Cosa sai fare? A colloquio con i nativi digitali

Cosa sai fare? A colloquio con i nativi digitali

Chiedete ad un Millennial o ad un Centennial cosa sa fare, così, a bruciapelo. Probabilmente la sua risposta sarà “Boh, non lo so”!

Avvilente? Non saprei. Certo la domanda è generica ma in fondo credo che questo tipo di risposta derivi da una sorta di pregiudizio che inconsciamente si ha nei confronti di tutte quelle abilità o competenze non ottenute mediante un titolo di studio, ma innate o faticosamente acquisite.

Se la stessa domanda fosse posta ad un primo colloquio di lavoro forse una giovane donna introversa rimarrebbe ammutolita. Un ragazzo con un po’ di intraprendenza e faccia tosta, invece, potrebbe elencare virtù, magari anche gonfiandole un po’, parlando per 10 minuti buoni, ma senza dire nulla di ciò che davvero l’intervistatore vorrebbe sentire.

Eppure dietro la timidezza della prima potrebbe celarsi una fashion blogger da far invidia alla Ferragni, e nella raffica di parole del secondo un social media manager brillante, esplosivo, in grado di creare una miriade incontenibile di contenuti virali freschi e coinvolgenti.

Figure di cui le aziende moderne, proiettate verso il futuro, non possono più fare a meno.

Scoprire e scoprirsi

Perché queste potenzialità emergano, affinchè si possa avere un’idea più completa di chi ci sta di fronte, il colloquio tradizionale deve cambiare. Gli assessment devono saper cogliere sfumature e particolari, attitudini ma anche soft skill, e per far ciò devono imparare a parlare un linguaggio diverso, più diretto, fatto di connessioni, immagini e reazioni veloci agli stimoli, campi in cui Centennials e Millennials vincono a mani basse se a confronto con noi.

La gamification entra a far parte dell’ e-learning, rendendo più efficaci i processi di apprendimento. I giovani imparano dunque attraverso dinamiche differenti dalle nostre ma non meno efficaci, anzi.

“Non abbiamo cambiato radicalmente il modo in cui apprendiamo. Forse i veicoli di consegna e la tecnologia sono cambiati, ma i processi fondamentali non l’hanno fatto”, afferma Karl Kapp.

Questo concetto ci aiuta a capire perché spesso in un colloquio azienda e candidato non riescano ad esprimersi e a comprendersi appieno. Non è colpa di ciò che sanno o non sanno l’uno del mondo dell’altro, bensì del fatto che non attingono allo stesso vocabolario e non condividono lo stesso linguaggio. Un linguaggio che deve diventare universale e che passa da immagini ed esperienze vissute più che dalle parole e dalle teorie.
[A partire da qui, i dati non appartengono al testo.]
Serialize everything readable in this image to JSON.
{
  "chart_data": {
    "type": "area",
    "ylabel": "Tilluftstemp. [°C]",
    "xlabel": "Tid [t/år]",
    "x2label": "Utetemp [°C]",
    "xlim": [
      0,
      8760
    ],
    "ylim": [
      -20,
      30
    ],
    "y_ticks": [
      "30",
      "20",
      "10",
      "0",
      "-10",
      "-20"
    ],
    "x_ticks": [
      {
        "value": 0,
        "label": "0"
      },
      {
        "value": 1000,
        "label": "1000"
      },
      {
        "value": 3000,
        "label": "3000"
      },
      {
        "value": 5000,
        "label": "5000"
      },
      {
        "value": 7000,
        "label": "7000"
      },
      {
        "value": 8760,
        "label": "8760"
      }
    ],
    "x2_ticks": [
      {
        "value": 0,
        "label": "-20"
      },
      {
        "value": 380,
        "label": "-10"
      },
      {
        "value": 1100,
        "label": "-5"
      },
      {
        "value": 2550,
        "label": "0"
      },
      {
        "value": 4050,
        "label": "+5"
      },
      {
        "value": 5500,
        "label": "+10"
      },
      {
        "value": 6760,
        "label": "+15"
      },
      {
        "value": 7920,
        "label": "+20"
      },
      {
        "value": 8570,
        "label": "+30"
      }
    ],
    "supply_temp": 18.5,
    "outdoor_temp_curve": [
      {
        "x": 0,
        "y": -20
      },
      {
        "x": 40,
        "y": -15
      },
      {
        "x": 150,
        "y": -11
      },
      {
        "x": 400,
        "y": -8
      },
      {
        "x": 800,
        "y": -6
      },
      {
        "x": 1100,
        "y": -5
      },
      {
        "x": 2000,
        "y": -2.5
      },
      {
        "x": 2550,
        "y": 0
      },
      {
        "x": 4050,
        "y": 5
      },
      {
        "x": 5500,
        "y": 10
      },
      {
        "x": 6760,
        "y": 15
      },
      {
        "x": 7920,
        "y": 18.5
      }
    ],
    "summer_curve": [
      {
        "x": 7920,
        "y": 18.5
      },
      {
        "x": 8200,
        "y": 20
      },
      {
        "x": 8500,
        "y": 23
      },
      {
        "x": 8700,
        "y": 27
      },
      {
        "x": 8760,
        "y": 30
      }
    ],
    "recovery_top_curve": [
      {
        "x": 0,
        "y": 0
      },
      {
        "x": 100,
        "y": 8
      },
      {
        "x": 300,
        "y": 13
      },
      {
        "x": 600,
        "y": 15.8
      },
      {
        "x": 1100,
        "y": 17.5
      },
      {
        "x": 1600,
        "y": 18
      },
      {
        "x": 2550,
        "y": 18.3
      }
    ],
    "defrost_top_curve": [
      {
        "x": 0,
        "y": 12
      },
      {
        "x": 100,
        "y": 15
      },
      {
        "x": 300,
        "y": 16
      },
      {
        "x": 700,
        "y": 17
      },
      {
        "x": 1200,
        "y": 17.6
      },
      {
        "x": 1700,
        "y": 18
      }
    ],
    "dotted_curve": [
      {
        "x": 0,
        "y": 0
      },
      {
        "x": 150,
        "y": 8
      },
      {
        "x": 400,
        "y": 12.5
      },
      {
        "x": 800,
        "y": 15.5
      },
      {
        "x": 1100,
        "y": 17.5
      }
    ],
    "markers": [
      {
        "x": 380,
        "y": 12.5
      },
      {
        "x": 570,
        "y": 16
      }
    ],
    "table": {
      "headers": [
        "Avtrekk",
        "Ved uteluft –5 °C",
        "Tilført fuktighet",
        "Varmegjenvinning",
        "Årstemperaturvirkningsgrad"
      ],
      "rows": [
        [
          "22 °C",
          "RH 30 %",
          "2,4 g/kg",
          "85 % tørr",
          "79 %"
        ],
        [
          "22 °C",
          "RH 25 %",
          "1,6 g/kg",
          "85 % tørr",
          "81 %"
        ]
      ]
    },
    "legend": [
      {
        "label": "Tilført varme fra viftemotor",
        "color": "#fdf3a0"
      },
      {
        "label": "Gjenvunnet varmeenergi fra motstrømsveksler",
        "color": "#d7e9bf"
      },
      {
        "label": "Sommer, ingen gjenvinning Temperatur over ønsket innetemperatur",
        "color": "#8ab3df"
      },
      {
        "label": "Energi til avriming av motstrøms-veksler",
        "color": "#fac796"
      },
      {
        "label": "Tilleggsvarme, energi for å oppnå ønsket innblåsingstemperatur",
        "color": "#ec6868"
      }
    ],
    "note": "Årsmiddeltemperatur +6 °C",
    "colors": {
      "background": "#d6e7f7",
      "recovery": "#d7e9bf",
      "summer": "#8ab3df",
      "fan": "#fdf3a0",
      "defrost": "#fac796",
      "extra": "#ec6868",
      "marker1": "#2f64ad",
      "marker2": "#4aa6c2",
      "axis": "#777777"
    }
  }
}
La gamification apre le porte

La domanda a questo punto è:

Un assessment gamificato può aiutare?

Un videogame può dare alle giovani leve la possibilità di far vedere quello che sanno fare, invece di raccontarlo in un colloquio?

Noi di Skeym crediamo di sì. Pensiamo che questa sia la chiave per creare una situazione win – win, in cui le aziende ottengono ciò che vogliono ed i giovani ciò che desiderano per il loro futuro lavorativo.
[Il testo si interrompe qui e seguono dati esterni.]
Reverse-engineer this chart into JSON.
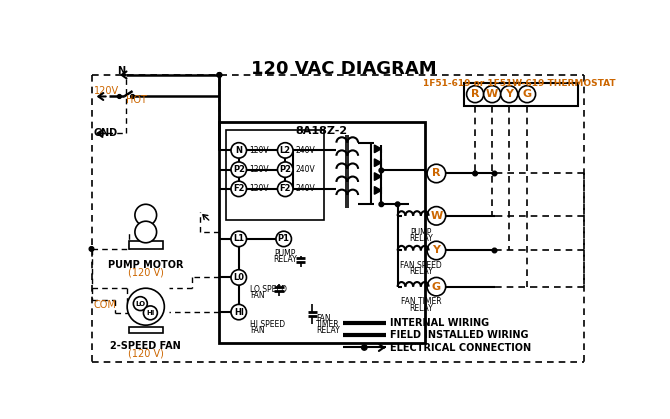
{
  "title": "120 VAC DIAGRAM",
  "bg_color": "#ffffff",
  "black": "#000000",
  "orange": "#cc6600",
  "thermostat_label": "1F51-619 or 1F51W-619 THERMOSTAT",
  "box_label": "8A18Z-2",
  "legend": [
    "INTERNAL WIRING",
    "FIELD INSTALLED WIRING",
    "ELECTRICAL CONNECTION"
  ],
  "t_terminals": [
    "R",
    "W",
    "Y",
    "G"
  ],
  "left120": [
    "N",
    "P2",
    "F2"
  ],
  "left240": [
    "L2",
    "P2",
    "F2"
  ]
}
Il vantaggio di introdurre principi del game in contesti aziendali è indiscutibile e attraversa tutti gli ambiti: dalle competenze alla gestione, dai più semplici processi aziendali al recruitment, dal colloquio alla selezione. Il videogame è il principe tra gli approcci gamificati. L’assessment Game-based fra tutti è l’unico che permette l’attivazione di un meccanismo preziosissimo quando si tratta di esplorare le reali capacità di una persona, quello chiamato volontaria sospensione dell’incredulità.


Si tratta di qualcosa che tutti noi abbiamo inconsapevolmente sperimentato, ad esempio durante la visione di un film: sebbene consapevoli di trovarci di fronte ad un artificio formato da attori che interpretano una parte, a scenografie costruite artificialmente e a fatti riprodotti e non semplicemente ripresi, per godere appieno l’esperienza abbandoniamo volontariamente queste consapevolezze e, per la breve durata della pellicola, decidiamo di credere alla storia.

Questa meccanica molto potente è presente più che mai nel videogame e può essere sfruttata per ottenere dal giocatore reazioni quanto più genuine, cosa che gli obsoleti test carta e penna non sono in grado di fare. Le nuove generazioni, cresciute con i media digitali e le tecnologie interattive, sono ancora più facilmente catturati da questo meccanismo.

Ecco perché l’uso di un assessment gamificato porta un reale e tangibile vantaggio alle aziende non solo in termini di tempi e risorse spese, ma anche di una comprensione più completa che possa portare ad una strada condivisa, sulla quale generazioni giovani e meno giovani devono essere pronte a camminare insieme.